Frühstücks- und Mittagspause wurden von nervöser Pünktlichkeit abgeschliffen und am Tagesende, um 7 Uhr, wünschte der Aktuar seinen Jungen »Gutenacht«, nachdem er sie noch ein Dutzendmal ermahnt hatte, alles Verschließbare, auch die Patronatssachen, auch die Lorkeschen Prozeßakten, ordentlich zu verschließen und die Gashähne ganz umzudrehen und ja noch die Schafhütungs-Gerechtigkeit des Dominii Kolbitsch einzuheften und die Briefschaften richtig in den Postkasten zu werfen und den Papierkorb noch auszuleeren und die Mausefalle aufzustellen und – –

Wie gesagt, er wünschte Gutenacht, aber erst nach dem er schon halb zur Tür hinaus war und auch nur ganz undeutlich, weil er besorgte, durch freundliche Worte an Reputation einzubüßen.

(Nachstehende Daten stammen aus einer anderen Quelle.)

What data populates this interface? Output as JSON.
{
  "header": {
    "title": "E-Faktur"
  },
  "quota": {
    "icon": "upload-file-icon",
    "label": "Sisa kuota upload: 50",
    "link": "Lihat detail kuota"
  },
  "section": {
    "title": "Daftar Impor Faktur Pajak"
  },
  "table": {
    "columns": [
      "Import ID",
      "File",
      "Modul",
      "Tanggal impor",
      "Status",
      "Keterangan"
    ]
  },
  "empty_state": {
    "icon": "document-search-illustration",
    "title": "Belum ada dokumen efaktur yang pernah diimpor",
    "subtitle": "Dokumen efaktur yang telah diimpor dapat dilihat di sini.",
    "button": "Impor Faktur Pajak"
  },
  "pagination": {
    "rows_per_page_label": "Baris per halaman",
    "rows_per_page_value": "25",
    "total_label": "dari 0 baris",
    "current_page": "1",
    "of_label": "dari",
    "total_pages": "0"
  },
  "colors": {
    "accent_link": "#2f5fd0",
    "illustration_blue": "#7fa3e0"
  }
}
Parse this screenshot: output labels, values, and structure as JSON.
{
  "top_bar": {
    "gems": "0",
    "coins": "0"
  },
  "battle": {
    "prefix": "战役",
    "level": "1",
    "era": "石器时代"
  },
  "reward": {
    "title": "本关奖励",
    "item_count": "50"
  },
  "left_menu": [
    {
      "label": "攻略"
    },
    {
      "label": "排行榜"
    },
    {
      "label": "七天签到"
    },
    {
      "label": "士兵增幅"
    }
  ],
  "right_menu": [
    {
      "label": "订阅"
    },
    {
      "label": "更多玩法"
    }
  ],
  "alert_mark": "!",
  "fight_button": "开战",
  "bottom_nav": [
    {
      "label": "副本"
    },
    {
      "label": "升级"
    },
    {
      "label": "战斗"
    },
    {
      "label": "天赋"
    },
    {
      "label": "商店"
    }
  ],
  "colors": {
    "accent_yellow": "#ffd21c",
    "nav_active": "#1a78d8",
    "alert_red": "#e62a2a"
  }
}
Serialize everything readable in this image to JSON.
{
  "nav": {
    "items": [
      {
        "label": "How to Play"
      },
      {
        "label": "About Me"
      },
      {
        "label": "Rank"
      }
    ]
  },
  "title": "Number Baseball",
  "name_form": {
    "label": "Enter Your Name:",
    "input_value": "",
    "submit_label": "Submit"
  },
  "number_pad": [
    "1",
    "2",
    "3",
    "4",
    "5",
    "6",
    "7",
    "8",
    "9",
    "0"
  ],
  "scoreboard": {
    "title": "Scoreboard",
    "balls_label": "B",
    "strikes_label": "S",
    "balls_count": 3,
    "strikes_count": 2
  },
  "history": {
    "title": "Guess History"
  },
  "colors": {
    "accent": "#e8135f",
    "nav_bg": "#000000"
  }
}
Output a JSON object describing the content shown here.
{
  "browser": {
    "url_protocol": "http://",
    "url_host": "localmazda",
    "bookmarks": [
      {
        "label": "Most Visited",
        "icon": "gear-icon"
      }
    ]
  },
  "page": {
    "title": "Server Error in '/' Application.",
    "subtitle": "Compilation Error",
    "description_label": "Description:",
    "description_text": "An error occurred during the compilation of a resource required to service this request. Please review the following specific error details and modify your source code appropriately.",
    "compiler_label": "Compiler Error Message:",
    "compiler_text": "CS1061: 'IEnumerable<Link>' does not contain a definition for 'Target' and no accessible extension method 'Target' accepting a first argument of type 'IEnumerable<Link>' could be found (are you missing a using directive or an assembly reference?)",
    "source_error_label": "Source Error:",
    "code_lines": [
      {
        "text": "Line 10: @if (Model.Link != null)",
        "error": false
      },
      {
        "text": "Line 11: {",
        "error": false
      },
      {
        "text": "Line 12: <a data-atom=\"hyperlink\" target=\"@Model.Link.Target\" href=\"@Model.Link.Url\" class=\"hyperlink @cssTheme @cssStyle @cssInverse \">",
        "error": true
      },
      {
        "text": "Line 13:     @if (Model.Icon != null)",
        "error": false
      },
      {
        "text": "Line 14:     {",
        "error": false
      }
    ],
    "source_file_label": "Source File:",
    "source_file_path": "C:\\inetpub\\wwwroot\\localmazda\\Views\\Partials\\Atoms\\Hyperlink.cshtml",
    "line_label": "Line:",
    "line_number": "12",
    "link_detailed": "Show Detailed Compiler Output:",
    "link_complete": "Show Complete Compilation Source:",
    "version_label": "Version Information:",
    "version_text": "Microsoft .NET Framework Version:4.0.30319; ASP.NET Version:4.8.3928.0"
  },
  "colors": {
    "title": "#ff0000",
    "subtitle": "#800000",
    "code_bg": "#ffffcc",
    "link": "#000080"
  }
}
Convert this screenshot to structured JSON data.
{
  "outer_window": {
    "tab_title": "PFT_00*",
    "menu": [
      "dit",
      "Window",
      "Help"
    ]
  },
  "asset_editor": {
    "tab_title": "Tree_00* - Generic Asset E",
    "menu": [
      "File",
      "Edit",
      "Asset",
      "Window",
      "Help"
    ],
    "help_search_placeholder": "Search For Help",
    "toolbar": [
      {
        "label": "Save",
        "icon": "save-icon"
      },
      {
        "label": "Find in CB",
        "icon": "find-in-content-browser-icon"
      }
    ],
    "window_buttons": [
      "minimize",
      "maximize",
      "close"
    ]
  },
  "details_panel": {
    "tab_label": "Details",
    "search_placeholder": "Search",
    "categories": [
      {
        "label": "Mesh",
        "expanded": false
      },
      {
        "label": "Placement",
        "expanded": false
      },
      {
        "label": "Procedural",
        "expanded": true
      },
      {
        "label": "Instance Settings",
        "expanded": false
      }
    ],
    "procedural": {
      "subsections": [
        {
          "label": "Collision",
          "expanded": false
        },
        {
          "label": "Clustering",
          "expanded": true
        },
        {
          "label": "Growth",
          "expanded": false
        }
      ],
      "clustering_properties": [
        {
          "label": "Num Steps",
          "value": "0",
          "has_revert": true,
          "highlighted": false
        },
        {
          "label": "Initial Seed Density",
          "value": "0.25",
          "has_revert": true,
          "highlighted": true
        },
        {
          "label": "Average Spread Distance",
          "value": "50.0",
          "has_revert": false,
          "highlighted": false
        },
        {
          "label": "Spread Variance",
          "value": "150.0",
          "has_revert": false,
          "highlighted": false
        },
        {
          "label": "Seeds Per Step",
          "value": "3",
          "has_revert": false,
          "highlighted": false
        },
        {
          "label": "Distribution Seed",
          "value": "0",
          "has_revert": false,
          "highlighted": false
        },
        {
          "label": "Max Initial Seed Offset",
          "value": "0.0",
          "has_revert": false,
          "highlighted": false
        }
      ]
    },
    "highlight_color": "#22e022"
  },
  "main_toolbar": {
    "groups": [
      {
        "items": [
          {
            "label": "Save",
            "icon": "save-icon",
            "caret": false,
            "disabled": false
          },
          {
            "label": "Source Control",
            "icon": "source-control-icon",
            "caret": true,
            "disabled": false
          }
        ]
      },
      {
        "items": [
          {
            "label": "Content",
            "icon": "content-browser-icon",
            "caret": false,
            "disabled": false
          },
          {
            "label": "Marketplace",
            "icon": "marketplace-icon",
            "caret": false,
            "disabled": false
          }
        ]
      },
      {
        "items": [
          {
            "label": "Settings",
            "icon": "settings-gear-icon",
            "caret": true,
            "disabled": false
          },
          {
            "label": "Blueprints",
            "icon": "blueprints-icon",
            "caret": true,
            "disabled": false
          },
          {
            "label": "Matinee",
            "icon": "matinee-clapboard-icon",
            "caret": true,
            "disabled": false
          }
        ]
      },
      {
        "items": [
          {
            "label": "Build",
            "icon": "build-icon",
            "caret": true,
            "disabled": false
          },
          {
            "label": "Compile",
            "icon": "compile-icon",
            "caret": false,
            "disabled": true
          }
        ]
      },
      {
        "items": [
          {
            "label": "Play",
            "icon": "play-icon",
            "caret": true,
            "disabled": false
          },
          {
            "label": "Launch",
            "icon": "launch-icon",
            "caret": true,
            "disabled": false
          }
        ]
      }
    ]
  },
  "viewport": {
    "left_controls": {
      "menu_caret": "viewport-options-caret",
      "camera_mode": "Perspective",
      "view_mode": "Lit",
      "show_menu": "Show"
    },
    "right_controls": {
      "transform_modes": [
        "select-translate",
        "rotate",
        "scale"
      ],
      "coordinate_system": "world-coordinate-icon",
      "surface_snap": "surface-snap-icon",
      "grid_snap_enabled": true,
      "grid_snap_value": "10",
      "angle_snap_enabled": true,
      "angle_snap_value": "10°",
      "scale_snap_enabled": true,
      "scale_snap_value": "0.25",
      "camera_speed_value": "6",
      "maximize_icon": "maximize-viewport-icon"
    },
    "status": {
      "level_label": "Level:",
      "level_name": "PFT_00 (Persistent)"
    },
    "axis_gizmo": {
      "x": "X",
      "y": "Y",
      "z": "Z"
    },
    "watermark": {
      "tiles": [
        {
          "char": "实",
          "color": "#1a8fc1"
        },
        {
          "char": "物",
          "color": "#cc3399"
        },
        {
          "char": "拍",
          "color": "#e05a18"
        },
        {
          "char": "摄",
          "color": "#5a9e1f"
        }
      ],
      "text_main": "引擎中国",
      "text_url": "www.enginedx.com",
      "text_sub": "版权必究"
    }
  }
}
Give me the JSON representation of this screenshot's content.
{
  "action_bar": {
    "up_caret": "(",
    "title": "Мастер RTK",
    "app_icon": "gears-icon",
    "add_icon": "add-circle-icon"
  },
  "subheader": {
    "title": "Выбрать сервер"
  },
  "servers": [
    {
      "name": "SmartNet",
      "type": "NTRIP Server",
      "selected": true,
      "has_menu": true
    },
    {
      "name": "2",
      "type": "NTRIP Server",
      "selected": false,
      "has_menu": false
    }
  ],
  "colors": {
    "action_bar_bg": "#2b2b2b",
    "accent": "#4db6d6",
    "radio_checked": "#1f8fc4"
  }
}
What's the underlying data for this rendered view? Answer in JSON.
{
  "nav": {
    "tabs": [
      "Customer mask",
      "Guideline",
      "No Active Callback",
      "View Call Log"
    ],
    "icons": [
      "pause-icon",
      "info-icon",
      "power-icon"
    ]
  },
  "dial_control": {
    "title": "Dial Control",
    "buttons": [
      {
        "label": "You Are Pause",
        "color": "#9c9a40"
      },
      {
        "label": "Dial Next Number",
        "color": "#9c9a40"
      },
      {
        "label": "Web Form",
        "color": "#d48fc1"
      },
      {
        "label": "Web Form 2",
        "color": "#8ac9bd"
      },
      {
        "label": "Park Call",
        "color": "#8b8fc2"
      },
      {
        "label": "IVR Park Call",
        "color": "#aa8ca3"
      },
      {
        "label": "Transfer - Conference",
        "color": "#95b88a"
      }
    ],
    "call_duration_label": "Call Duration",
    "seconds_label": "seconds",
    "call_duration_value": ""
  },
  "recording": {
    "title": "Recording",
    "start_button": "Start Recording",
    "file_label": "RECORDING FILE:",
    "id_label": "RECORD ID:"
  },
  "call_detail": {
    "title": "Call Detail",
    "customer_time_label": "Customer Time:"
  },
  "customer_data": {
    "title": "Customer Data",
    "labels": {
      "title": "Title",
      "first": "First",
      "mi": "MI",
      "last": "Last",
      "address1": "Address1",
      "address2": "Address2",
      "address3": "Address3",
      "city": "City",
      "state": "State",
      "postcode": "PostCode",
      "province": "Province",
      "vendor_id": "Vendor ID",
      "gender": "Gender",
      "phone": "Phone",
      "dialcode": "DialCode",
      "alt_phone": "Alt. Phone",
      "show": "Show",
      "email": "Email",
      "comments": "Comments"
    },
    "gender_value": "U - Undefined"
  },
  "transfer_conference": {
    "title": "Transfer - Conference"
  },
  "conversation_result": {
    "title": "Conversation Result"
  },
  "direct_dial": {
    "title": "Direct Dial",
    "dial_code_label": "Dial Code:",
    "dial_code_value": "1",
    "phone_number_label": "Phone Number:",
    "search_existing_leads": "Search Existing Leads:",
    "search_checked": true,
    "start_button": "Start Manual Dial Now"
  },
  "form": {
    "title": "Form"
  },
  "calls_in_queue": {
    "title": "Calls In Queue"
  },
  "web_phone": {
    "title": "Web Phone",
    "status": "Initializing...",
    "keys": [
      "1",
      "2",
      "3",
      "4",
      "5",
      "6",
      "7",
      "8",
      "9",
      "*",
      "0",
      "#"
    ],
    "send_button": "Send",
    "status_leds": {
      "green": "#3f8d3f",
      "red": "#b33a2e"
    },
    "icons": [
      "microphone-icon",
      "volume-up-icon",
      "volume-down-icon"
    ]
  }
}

Und ging hölzern über den lichtgestreiften Akazienhof, durch ein Pförtchen, drei Stiegen hoch in sein zweizimmeriges Heim, wo er ebenso bedächtig als gründlich seiner Abendmahlzeit oblag, die ihm ein nur zu Weihnachten sichtbarer Schloßdiener dort aufgetischt hatte.

Aber der Archivar kehrte, müde, noch einmal zur Truhe zurück, überzeugte sich davon, daß Max undFiedl seine Befehle [64] vollkommen ausgeführt hatten und las oder schrieb, zur Erholung, eine Stunde, später anderthalb Stunden, angestrengt für sich allein.

Wenn er dann wiederum den nächtlichen Platz querte, überraschte es ihn nicht, aus gewissen Richtungen Gelächter oder Bruchteile von Musik zu vernehmen. Die Periode, da er solchen Verlockungen gefolgt war, lag weit zurück.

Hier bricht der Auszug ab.